Imagine God put Joseph in the backseat and buckled him in. If he would have told them what was going to happen they probably wouldn’t have gotten in the car and gone for the ride. Joseph was thrown into a dirt hole, lied about, abandoned by his family, sold into slavery, accused of rape, thrown into prison, lied to, and forgotten about. Sounds like a great ride. But what the devil meant for evil - God changed for the good. I'll let you read the rest of the story. 

God always restores. If no other words I have typed resonate with you, understand that. God will restore. He has to because He promised it. 

I don’t tell you all of this so you will lose heart and give up along the way. I’m giving you these words so you can challenge your faith and find purpose in why you’re here.

While life can be hard – albeit unbearable it seems at times, nobody can ever take away the love God has proved to you.

Mother Theresa once said– “I know God won’t give me more than I can handle, but I sure wish he wouldn’t trust me so much.”

 If you are doubting the one who came to save you, then I challenge you to rely solely on him in your heartache, in your fear, in your time of desperation.

I challenge you to let him prove his love.

I challenge you to let him see you through your pain.

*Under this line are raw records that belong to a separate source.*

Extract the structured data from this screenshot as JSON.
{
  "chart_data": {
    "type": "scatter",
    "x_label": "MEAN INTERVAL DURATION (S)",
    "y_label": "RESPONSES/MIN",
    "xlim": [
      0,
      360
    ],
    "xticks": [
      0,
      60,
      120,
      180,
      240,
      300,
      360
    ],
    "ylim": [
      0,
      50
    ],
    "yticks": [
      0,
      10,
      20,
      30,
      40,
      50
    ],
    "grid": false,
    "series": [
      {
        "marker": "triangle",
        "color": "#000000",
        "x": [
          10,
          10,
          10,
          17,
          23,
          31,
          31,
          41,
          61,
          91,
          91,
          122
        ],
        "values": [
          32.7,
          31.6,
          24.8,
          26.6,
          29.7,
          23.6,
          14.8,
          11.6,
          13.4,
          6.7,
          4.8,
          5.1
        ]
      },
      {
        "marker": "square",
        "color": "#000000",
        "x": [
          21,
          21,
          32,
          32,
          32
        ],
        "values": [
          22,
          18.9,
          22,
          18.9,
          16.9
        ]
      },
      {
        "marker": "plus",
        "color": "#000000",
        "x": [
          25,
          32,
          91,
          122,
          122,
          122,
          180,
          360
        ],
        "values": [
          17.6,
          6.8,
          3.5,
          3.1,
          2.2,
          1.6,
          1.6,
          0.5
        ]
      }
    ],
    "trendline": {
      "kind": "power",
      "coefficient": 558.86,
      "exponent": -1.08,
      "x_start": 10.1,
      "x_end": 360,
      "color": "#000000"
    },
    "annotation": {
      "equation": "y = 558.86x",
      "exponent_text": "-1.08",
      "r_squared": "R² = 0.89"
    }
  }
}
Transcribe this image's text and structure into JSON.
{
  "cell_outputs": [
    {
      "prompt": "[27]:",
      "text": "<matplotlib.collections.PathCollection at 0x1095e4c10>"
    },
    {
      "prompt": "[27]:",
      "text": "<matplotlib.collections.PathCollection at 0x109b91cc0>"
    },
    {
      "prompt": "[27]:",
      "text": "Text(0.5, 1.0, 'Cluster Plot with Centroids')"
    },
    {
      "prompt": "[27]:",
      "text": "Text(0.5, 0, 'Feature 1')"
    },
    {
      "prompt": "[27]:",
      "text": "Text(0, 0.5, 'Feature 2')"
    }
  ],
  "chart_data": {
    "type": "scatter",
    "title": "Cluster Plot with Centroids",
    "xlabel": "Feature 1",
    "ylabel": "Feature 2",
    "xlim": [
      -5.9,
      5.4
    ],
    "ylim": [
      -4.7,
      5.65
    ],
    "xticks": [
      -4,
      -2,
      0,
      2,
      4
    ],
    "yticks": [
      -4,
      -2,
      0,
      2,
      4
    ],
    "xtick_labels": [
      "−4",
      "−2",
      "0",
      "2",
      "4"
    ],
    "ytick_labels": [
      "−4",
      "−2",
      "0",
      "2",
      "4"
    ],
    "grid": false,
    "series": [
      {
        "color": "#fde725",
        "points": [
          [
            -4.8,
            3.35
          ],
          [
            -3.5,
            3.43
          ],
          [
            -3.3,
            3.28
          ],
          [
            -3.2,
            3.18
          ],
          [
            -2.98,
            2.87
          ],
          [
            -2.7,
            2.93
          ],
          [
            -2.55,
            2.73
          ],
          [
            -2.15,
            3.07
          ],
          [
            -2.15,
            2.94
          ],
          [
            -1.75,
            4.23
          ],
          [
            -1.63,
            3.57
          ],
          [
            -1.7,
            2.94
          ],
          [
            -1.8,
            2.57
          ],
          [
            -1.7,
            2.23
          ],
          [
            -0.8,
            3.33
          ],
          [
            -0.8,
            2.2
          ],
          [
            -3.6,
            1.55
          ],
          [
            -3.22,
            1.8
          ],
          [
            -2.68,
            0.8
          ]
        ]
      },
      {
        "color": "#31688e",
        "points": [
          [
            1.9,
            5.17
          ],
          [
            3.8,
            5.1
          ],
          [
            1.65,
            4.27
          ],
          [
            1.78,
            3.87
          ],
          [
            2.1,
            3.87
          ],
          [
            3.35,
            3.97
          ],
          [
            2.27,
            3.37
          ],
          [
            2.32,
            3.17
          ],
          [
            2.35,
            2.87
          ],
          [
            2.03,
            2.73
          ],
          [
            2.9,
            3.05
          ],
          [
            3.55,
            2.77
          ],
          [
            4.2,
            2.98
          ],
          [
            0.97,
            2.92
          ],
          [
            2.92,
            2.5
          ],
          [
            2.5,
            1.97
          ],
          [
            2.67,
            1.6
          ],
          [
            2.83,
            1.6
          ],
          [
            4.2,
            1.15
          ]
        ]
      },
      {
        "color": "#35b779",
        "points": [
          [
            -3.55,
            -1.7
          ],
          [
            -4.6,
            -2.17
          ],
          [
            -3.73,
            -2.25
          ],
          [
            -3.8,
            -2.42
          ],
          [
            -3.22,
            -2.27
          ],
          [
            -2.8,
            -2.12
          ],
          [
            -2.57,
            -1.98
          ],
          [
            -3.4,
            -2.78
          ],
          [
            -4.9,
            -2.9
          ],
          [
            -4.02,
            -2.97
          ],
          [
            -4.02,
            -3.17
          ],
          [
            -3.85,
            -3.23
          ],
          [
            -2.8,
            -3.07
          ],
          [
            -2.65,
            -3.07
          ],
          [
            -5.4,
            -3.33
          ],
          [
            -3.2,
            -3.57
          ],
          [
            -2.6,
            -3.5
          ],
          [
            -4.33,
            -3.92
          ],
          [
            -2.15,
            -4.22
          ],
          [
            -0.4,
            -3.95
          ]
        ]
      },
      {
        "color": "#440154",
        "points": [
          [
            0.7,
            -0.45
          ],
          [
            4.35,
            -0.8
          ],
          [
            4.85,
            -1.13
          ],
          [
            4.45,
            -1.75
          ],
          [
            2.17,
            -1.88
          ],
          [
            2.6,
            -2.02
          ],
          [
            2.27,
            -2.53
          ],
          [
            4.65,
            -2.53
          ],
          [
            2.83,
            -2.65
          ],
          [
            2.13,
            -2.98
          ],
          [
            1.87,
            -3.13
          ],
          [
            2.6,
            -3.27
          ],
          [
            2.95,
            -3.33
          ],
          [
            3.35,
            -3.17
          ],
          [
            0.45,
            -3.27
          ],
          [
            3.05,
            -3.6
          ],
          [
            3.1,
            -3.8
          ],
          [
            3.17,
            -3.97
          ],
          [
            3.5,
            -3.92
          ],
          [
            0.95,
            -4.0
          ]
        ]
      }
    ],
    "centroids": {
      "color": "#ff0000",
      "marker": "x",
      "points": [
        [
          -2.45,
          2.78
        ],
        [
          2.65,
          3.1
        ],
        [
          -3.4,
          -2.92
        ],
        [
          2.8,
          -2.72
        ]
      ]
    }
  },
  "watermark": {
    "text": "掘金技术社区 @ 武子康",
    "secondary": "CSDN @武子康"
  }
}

 Take a moment right now as you're reading this and give it to the Lord. I know that is easier said than done. It may take you doing it everyday for a week, or a month even. It's a daily discipline to let God have control of your emotions, circumstances, and relationships. I promise you though, once you let go of what you can't control and let God take over the steering wheel, he will restore. Not only will he restore, but he will go beyond what you can even imagine.